DO. Get a packet of white A4 paper from the office. Load the tray of your personal printer with free paper, leaving one sheet. In the center of it draw and shade a black circle with a diameter of 3-4 cm. Pin the masterpiece to the wall at eye level and sit on a chair three meters away from the sheet. The circle serves as the point on which you need to concentrate your gaze for the next 60 seconds. The difficulty is that during this time you're not allowed to look away, distract your eyes, blink, or drink beer. Take a little rest, and repeat the exercise 5 times. Then move the sheet one meter to the right and sit in the starting position, leaving the chair, body and head position in the same place. Look at the point in the same way for a minute, developing lateral vision. Repeat the procedure five times with breaks and move the sheet one meter to the left of the original position. The next thing you know. If every three days you add another 60 seconds to the minute of staring at the dot, after 100 days you can stare at the sheet for half an hour straight. That'll be fun. In addition, that's how long it will take you to start using your new abilities effectively - for example, using your magnetic gaze to indoctrinate people that paper is money. Or vice versa. This is where we always get confused.
DO TWO. If you were Malevich, you probably would have traded your circle for a new Ferrari. Since that didn't happen, pin the drawing to the wall at eye level and step back a meter. Keep your gaze on the dot by bobbing your head up and down and turning it right and left. Start with 60 seconds, then increase the time in a familiar pattern.

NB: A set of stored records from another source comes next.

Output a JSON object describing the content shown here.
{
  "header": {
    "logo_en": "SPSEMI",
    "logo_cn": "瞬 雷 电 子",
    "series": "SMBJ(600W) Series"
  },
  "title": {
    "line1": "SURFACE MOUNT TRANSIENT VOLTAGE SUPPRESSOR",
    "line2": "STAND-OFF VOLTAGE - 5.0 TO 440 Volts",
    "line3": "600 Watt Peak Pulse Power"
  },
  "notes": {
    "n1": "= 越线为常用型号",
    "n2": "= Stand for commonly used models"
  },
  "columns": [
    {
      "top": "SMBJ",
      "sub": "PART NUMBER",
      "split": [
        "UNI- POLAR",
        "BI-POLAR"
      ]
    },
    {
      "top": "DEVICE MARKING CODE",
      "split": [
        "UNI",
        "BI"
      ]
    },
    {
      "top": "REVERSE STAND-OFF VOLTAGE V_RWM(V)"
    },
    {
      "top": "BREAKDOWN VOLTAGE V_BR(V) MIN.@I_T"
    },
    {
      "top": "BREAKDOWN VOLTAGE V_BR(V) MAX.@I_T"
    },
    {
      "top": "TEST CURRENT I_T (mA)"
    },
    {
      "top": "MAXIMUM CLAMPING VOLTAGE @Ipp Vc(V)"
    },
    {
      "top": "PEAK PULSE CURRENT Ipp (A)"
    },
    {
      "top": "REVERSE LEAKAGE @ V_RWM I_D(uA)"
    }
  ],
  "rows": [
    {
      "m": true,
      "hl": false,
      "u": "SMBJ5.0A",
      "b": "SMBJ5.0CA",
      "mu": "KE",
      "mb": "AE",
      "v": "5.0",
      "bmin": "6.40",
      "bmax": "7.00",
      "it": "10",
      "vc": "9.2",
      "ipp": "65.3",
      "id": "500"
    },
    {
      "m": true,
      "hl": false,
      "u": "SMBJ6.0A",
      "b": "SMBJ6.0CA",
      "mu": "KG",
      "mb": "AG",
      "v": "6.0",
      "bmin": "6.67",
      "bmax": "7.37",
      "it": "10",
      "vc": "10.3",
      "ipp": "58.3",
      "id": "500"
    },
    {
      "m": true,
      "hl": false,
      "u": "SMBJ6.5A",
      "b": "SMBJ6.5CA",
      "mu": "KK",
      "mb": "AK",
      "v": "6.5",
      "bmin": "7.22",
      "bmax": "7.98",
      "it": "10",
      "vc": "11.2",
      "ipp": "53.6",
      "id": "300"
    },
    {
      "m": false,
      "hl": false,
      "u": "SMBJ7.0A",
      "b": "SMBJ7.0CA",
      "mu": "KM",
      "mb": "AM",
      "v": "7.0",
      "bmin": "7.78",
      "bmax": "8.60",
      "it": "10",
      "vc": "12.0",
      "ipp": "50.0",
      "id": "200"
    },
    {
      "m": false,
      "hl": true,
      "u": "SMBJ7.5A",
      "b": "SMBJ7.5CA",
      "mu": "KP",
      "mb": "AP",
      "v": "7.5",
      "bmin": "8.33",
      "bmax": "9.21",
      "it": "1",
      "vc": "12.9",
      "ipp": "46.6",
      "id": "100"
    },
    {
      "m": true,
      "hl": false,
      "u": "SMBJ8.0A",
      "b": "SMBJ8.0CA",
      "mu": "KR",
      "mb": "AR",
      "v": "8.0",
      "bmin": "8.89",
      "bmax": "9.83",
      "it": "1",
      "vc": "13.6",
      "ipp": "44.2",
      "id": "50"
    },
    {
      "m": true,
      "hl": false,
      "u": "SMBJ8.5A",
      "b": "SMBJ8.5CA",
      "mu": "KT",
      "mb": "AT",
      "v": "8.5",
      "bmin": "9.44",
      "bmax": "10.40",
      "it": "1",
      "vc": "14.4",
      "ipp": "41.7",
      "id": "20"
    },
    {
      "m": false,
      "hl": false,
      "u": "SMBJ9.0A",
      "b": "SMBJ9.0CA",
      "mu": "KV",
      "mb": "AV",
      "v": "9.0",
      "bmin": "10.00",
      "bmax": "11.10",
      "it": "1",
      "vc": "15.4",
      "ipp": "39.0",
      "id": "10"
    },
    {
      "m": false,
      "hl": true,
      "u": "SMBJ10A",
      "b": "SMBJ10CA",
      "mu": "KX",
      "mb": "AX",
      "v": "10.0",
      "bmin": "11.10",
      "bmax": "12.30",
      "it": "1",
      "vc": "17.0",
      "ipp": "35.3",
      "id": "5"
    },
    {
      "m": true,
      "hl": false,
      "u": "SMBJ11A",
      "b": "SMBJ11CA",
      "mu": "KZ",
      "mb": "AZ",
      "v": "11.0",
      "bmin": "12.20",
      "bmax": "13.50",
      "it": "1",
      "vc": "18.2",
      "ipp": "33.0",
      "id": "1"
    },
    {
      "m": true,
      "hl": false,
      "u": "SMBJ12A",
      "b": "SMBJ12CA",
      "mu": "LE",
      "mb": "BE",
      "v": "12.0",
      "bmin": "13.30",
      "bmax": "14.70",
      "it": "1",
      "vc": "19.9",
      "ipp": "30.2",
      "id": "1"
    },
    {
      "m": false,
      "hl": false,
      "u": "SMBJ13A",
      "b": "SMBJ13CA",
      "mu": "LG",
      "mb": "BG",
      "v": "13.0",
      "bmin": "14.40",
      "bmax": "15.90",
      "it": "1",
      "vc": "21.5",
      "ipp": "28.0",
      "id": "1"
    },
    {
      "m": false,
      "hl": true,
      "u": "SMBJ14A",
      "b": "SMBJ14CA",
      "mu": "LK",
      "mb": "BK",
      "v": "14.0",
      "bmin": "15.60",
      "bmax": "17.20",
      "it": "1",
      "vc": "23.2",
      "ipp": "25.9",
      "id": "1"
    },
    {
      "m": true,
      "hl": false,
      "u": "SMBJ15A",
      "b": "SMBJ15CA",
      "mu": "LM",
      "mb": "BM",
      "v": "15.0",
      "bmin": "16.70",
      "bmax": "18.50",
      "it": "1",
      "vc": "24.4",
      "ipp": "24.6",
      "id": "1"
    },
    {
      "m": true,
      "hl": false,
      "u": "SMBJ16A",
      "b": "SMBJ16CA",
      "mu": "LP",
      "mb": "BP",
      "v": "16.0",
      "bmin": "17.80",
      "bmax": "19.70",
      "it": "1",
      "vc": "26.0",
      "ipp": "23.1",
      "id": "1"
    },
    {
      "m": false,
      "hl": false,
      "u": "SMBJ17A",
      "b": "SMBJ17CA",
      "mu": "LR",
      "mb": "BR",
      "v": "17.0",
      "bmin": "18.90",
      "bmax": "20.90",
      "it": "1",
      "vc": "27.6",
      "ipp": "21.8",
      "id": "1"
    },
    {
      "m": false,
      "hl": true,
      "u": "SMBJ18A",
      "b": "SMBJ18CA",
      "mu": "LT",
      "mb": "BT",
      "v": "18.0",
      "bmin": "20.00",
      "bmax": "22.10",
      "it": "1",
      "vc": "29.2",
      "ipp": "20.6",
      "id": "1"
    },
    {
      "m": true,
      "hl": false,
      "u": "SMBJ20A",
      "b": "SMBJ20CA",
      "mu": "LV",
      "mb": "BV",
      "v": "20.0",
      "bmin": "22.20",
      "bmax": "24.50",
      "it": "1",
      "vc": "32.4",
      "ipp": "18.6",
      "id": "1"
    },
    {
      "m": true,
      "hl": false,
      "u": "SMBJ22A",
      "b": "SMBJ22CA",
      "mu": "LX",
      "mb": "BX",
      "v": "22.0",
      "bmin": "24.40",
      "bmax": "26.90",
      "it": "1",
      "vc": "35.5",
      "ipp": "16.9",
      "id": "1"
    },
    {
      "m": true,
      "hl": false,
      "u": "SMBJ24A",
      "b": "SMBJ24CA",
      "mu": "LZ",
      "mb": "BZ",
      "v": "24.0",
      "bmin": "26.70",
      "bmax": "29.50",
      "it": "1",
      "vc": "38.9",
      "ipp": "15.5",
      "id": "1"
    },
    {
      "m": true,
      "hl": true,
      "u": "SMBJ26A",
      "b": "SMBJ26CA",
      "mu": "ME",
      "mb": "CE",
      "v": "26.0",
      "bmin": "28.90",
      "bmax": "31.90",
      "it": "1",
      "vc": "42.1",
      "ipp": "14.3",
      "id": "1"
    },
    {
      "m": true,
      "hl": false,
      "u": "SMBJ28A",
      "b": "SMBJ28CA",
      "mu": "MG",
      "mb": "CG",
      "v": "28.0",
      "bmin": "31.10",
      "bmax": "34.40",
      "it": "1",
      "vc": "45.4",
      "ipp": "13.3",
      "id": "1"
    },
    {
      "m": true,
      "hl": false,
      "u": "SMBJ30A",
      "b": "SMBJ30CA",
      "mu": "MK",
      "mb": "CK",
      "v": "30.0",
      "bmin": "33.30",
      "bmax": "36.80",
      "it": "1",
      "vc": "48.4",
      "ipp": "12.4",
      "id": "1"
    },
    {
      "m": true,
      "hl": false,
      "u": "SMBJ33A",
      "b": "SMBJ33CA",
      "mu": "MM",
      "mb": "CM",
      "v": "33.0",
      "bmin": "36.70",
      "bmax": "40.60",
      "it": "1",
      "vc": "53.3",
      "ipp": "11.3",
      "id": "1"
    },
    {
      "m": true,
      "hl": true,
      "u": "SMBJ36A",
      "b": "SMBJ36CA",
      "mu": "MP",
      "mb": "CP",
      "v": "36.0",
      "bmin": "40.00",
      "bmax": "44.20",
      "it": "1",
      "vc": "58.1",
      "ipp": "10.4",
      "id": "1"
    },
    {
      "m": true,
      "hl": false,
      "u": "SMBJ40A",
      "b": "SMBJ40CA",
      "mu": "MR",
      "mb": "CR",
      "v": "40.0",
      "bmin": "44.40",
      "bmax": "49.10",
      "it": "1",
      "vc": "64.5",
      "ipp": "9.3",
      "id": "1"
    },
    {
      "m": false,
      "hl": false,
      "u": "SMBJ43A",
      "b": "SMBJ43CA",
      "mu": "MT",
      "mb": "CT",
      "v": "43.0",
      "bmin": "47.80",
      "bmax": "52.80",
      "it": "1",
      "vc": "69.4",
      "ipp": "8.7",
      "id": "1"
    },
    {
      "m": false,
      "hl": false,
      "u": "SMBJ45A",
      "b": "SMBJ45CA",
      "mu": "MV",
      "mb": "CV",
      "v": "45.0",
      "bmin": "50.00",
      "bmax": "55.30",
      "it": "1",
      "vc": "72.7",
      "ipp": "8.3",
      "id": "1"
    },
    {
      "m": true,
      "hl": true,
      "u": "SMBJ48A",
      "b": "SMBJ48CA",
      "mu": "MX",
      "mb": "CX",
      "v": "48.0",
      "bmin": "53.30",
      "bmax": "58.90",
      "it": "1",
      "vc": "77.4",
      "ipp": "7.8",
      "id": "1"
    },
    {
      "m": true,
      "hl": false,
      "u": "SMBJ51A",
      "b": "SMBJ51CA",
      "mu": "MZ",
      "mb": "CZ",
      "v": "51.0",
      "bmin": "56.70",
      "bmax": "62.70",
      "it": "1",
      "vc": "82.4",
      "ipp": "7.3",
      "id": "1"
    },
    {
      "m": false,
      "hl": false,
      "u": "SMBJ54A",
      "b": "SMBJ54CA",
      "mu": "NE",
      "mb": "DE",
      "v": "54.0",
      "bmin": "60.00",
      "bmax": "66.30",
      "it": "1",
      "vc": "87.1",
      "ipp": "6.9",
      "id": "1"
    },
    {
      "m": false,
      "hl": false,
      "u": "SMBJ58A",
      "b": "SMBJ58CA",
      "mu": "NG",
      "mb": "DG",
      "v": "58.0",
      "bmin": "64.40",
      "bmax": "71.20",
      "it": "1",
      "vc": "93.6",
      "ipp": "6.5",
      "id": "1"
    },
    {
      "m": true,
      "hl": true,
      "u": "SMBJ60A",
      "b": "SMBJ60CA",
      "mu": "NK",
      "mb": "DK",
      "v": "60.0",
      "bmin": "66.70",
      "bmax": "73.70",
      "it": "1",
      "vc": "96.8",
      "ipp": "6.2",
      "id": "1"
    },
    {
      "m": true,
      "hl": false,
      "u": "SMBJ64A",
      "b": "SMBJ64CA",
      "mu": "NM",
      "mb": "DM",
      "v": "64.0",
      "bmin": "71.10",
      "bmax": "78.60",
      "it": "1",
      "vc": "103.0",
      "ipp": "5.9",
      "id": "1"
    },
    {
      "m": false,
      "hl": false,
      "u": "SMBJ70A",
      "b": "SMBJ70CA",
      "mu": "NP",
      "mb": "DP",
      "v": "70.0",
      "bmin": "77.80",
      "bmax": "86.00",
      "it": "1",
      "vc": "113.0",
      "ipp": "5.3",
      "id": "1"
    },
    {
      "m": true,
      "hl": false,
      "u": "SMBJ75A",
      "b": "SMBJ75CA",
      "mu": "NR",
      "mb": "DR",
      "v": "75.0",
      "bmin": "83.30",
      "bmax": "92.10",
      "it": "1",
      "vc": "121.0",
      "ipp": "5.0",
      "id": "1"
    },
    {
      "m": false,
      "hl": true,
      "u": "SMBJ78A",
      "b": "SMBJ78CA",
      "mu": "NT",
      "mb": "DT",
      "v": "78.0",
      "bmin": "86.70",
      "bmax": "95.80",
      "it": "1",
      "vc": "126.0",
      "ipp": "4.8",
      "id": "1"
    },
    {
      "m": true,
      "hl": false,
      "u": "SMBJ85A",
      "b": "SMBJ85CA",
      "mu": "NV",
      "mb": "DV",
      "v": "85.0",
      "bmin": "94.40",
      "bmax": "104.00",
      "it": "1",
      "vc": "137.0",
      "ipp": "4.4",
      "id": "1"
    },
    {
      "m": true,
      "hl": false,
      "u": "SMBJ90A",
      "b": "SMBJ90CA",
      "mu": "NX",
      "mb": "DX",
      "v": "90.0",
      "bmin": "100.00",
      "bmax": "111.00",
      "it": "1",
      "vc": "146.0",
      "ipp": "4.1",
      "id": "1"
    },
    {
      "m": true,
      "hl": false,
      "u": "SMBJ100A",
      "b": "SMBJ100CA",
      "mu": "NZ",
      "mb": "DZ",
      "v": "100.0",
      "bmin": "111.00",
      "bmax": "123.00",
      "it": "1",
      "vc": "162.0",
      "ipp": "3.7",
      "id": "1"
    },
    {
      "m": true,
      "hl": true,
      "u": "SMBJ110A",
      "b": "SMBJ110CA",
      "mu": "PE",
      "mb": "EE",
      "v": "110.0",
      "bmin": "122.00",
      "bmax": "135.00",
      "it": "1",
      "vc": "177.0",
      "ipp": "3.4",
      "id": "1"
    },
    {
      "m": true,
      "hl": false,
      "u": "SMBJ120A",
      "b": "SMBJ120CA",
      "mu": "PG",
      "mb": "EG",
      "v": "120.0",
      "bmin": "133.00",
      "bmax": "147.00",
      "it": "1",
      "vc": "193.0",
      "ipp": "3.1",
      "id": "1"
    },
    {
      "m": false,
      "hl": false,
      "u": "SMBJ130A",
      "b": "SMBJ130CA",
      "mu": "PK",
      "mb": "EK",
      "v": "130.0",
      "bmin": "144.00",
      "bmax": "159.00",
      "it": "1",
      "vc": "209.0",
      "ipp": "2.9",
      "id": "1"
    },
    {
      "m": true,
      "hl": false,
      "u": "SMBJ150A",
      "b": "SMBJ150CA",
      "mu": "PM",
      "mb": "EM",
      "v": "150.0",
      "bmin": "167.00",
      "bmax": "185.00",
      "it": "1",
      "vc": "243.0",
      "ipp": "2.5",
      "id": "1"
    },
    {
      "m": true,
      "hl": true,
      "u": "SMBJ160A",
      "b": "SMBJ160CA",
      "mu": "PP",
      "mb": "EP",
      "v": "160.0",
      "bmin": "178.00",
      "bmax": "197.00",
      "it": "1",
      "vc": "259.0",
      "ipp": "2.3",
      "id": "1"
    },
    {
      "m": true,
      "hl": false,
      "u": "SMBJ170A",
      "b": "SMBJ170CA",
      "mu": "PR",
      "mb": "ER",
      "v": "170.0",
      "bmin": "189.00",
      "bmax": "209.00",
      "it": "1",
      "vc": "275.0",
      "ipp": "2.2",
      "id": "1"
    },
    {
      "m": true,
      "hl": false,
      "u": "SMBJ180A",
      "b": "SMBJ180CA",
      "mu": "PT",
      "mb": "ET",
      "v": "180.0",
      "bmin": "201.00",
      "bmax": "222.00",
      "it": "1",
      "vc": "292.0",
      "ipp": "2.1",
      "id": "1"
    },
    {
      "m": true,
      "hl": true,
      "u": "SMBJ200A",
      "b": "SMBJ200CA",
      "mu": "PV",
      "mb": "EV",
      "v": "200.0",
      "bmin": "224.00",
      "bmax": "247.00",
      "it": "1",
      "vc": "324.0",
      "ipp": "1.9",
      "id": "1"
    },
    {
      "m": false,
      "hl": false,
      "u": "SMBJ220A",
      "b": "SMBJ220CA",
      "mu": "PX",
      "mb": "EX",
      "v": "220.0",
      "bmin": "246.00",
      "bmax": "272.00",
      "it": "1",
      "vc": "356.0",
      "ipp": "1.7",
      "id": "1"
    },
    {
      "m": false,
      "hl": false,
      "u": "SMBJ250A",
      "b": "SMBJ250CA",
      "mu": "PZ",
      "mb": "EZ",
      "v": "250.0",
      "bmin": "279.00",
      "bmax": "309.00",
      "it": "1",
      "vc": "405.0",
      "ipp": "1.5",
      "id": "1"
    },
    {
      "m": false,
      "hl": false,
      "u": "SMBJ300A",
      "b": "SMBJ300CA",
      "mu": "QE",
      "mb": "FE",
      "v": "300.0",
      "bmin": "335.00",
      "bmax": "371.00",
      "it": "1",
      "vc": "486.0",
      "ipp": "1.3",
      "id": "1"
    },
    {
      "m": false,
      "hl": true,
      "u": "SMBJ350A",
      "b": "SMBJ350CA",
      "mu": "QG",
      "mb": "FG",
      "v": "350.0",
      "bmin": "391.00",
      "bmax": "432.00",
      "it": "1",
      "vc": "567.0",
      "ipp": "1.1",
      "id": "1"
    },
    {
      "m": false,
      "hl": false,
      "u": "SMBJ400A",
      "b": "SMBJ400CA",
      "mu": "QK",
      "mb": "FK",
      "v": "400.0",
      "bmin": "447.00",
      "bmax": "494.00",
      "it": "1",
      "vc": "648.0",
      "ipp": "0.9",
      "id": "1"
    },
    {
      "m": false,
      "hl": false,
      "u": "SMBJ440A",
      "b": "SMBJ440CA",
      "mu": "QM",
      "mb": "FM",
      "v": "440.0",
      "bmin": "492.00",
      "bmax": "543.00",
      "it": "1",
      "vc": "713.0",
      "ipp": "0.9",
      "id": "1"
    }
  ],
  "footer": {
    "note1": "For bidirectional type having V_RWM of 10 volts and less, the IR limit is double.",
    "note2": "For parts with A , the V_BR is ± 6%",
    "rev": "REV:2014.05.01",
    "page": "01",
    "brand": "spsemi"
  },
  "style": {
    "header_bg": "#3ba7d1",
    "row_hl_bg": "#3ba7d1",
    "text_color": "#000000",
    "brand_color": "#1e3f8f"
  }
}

DO THREE. Probably the most useful exercise. It will make your magnetic look expressive and reduce the risk of embarrassing yourself in public ahead of time. All you have to do in this exercise is hone your skills in front of the mirror. That is, learn to look at your reflection in a way that doesn't look like a fresh episode of Mr. Bean.
TO THE FIGHT! Now you can try your look at animals. At the very least, your hamster won't be able to take it. At most, he'll take after the editorial raccoon and run away screaming. When honing your skills on people, try sending mental signals to them along with your gaze ("Go take out your own trash"). Don't forget to direct your gaze to the bridge of your nose, at eye line level. That's where people have the "black dot" that you drew on the paper.
We don't know of a single person who could force a banker to give him all the cash on hand with the power of his gaze. However, it is quite possible to chase insecure people with your gaze, to give your face an intelligent and commanding expression, and to make your listeners take you seriously.